Lara Croft: Temple of Osiris
PC, Xbox One, PS4 - December 2014

If Tales of Xillia 2 was my favourite game in this lot, Lara Croft’s latest sojourn is a very, very close second.

If you’ve played a Tomb Raider game that wasn’t that 2013 reboot thingy, then you’ll know the story; Lara finds a tomb, there’s an artefact in there that unleashes bad things, hilarity ensues. Where Temple’s strength as its own game lies is within the top-down shooter gameplay, positioned for the good ol’ “couch co-op” days of local multiplayer, teamwork to solve puzzles and only the occasional “accidental” dropping of your friend into a pit of spikes during said teamwork.

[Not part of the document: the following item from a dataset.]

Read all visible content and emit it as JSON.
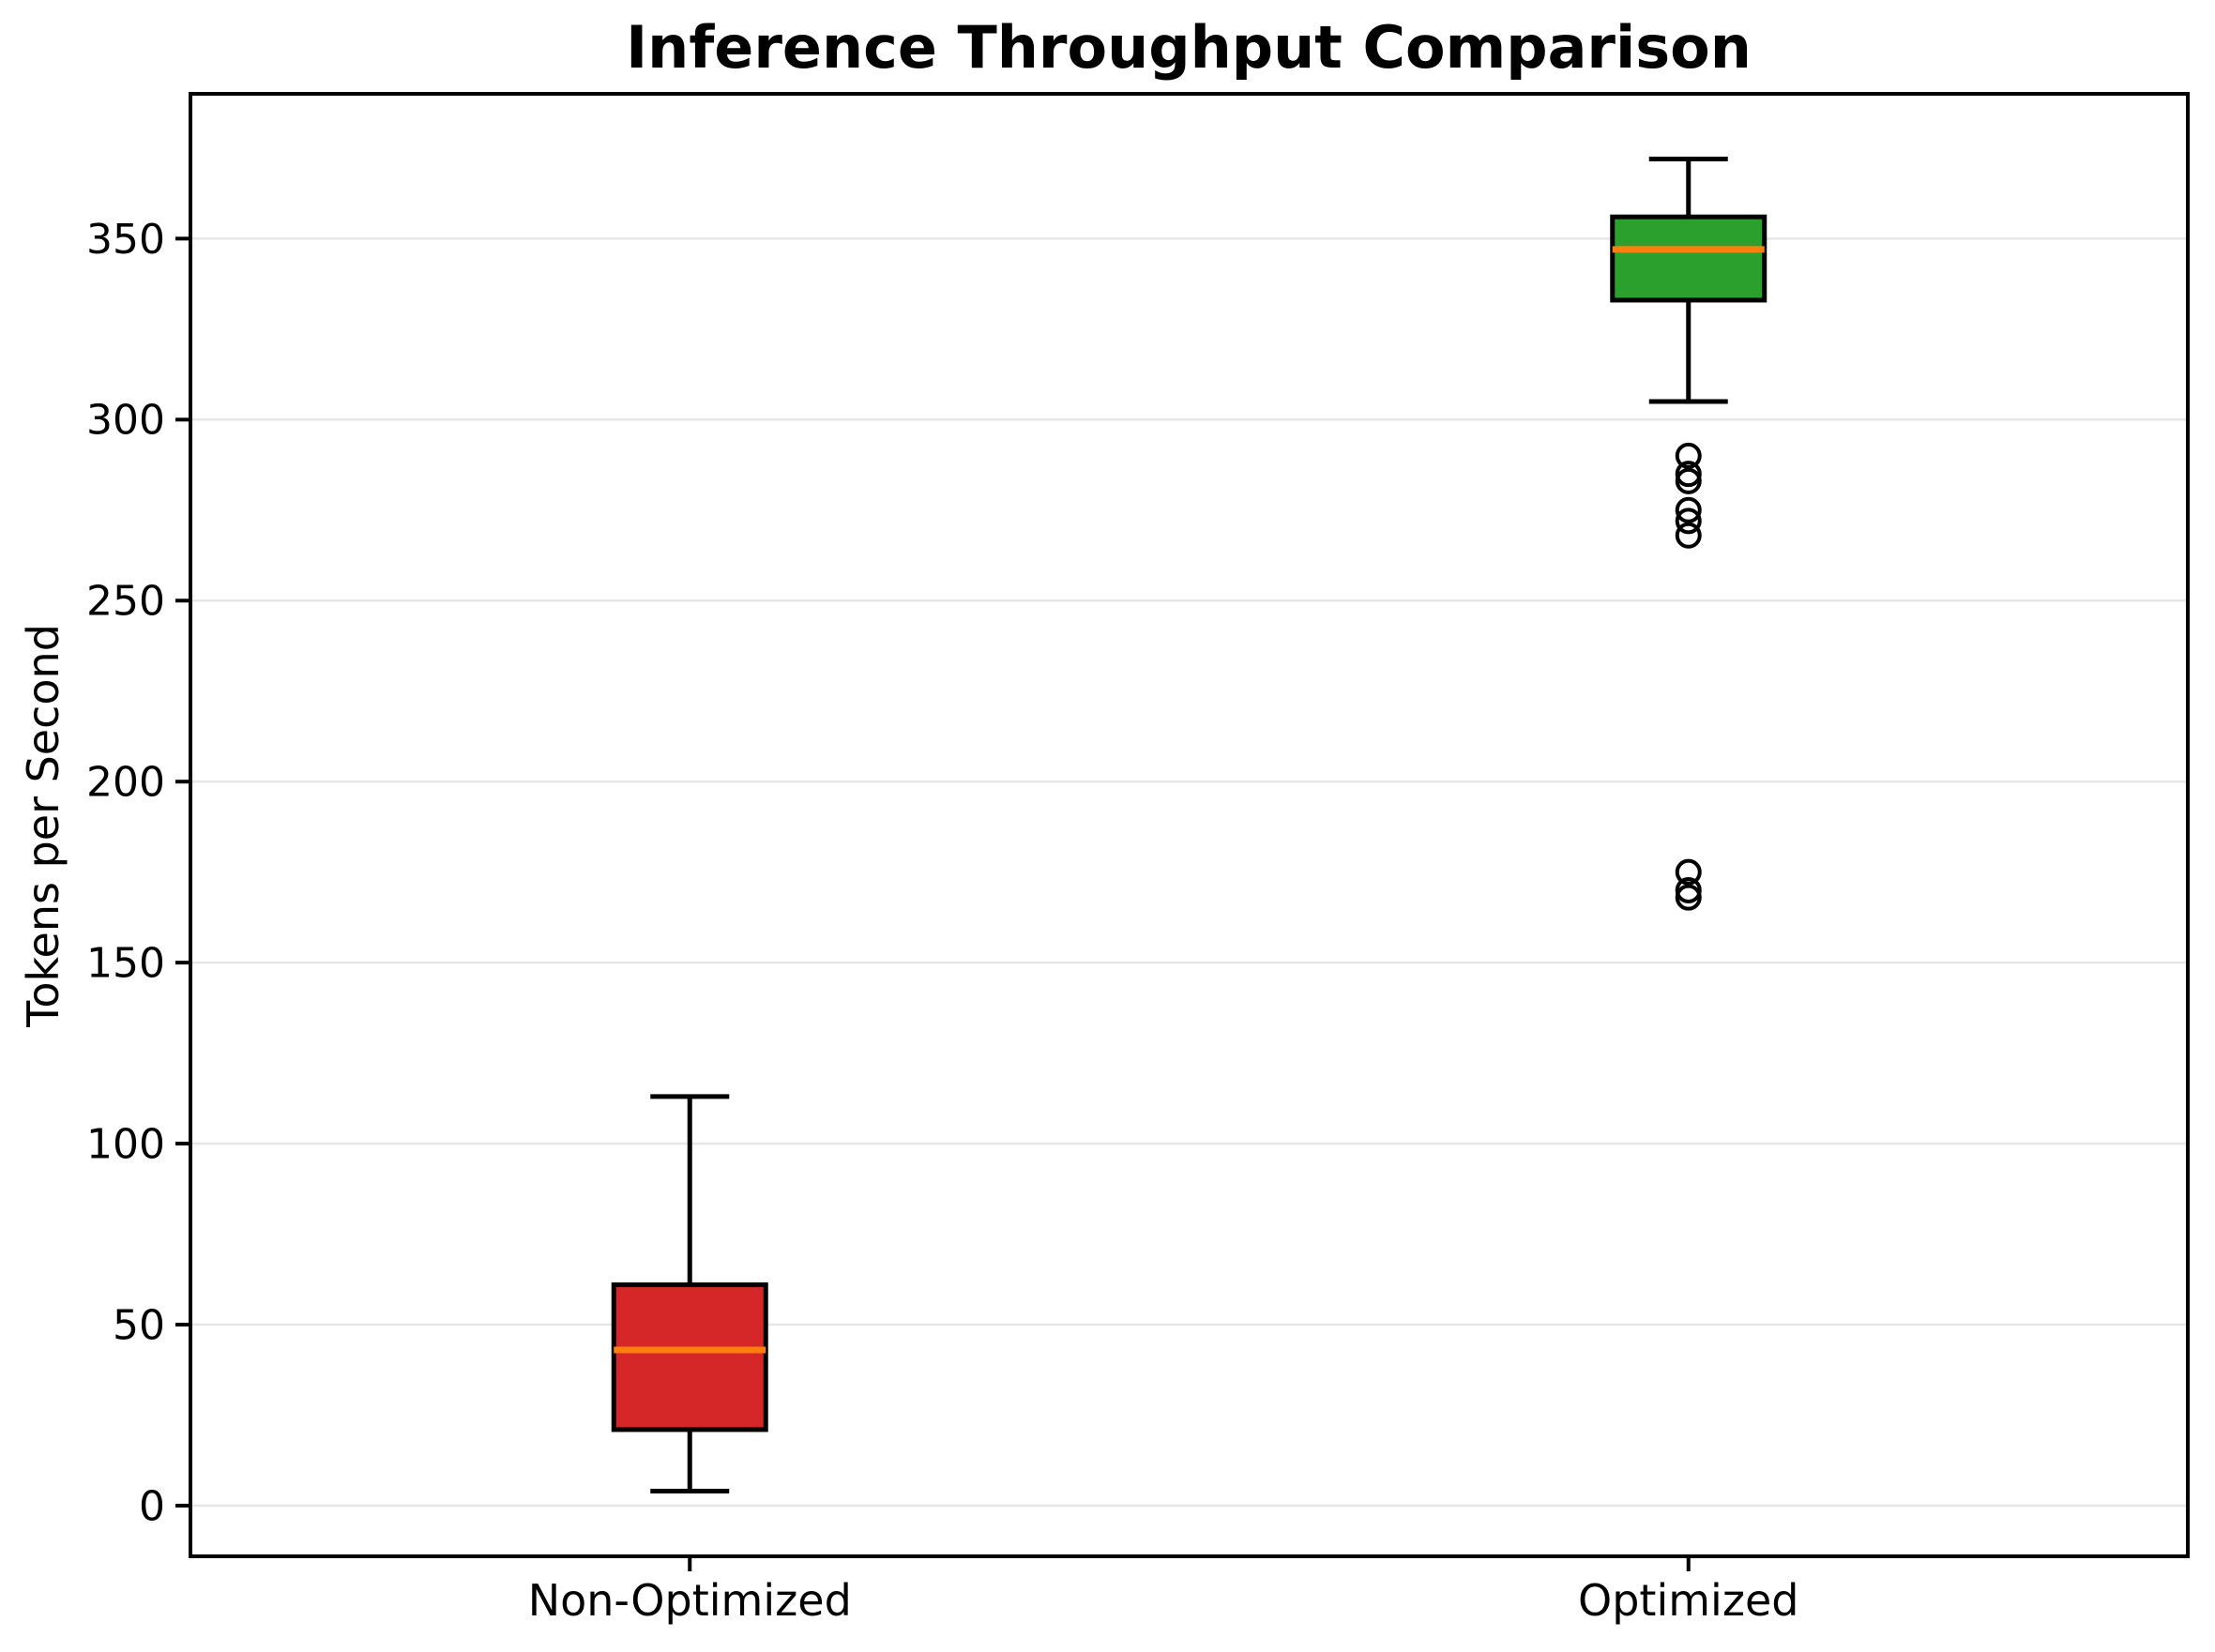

The mechanics for both soloists and multiplayers are streamlined and easy once you get the hang of them; everyone has a unique ability suited to combat and puzzle-solving, and convivial attitudes yield greater results. The challenge in the demo I played escalated nicely, advancing from strange skeleton warriors dispatched with one bullet to a bloody massive underground crocodile trying to eat us. That bit in particular was cause, at least on my end, for much yelling and frantic mashing of buttons.

What also helps Temple is that each character is not simply the same model with a different skin. All four playable heroes have separate power sets and tools they can utilise, with the gameplay tailoring itself to whichever characters are on hand for the puzzles. The lack of a rigid structure or surface cosmetic differences is welcome, and I’d wager one could play solo with all four in turn and come out with four similar but fundamentally different runs.

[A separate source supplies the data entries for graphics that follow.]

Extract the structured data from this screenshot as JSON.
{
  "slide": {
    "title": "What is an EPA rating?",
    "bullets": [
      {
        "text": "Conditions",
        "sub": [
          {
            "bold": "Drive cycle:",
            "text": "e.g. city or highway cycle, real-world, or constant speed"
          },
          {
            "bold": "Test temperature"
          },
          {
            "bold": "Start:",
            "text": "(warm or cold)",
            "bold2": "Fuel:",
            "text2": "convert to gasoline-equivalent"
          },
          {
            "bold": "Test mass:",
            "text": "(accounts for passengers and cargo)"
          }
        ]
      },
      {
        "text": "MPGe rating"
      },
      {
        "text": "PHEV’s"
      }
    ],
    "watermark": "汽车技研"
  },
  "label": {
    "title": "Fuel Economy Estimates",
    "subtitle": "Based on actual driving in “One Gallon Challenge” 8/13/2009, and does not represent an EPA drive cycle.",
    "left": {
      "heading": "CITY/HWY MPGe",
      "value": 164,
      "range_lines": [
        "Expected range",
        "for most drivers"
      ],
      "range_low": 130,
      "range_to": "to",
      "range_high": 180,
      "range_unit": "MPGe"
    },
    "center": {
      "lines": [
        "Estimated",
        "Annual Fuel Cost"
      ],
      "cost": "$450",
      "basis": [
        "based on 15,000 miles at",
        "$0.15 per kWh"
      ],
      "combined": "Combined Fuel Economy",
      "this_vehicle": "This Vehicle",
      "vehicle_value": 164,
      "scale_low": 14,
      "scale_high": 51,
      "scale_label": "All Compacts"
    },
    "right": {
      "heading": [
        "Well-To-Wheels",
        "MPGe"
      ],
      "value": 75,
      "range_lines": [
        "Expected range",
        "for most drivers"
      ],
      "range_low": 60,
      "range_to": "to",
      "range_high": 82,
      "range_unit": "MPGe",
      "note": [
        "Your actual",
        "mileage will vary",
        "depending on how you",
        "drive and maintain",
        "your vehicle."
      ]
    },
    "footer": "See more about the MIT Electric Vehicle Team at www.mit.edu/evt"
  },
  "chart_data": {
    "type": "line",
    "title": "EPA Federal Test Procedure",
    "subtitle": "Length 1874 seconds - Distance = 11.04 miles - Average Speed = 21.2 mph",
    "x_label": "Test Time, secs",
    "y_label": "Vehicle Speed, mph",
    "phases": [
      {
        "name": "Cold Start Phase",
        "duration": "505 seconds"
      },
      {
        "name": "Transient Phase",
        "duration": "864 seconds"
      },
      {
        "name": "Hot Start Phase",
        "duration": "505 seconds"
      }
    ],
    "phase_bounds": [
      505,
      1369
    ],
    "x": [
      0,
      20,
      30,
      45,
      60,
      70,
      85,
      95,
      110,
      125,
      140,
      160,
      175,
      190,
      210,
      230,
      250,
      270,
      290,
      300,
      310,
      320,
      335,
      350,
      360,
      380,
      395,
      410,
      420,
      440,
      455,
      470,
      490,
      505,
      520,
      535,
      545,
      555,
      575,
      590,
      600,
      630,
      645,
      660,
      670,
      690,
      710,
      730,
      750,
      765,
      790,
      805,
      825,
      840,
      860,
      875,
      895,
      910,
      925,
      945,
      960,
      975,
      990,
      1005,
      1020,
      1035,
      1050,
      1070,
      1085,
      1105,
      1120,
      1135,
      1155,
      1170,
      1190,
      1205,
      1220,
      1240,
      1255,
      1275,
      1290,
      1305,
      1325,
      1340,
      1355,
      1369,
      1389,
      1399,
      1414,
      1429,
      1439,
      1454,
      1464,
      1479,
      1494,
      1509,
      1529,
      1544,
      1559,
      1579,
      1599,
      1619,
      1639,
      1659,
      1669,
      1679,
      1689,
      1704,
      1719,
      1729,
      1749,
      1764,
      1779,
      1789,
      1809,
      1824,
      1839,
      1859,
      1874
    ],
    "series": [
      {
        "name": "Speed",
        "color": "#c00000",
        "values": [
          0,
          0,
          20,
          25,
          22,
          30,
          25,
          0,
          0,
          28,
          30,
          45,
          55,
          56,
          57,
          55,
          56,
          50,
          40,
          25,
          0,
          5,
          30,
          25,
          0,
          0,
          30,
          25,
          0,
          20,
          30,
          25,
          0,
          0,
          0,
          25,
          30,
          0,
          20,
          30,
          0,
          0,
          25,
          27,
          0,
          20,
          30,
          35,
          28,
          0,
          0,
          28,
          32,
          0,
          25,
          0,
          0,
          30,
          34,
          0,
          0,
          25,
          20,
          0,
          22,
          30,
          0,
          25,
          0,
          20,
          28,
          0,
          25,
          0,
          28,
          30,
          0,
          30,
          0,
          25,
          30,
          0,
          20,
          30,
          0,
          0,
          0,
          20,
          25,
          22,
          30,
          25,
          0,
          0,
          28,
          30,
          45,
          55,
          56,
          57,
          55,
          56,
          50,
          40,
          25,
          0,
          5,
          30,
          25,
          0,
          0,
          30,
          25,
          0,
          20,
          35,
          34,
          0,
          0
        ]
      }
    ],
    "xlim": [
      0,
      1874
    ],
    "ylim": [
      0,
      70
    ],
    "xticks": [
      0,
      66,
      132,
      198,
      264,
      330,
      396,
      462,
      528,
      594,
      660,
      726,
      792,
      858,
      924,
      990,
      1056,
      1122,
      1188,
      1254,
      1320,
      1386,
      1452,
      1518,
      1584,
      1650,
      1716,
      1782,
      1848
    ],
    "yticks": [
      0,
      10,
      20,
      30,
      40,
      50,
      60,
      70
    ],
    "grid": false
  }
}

Jumping physics were a little finicky at times, deciding at the drop of a hat what was and was not a jump-on-able surface whenever it felt like it, and the special grapple attack Lara uses to abseil down rock faces to get at loot occasionally decided to turn itself off just to make things interesting. Neither got hugely in the way of the fun, though, which is great. I loved Temple of Osiris so much, I might even consider pawning a kidney to afford a console to play it on this Christmas.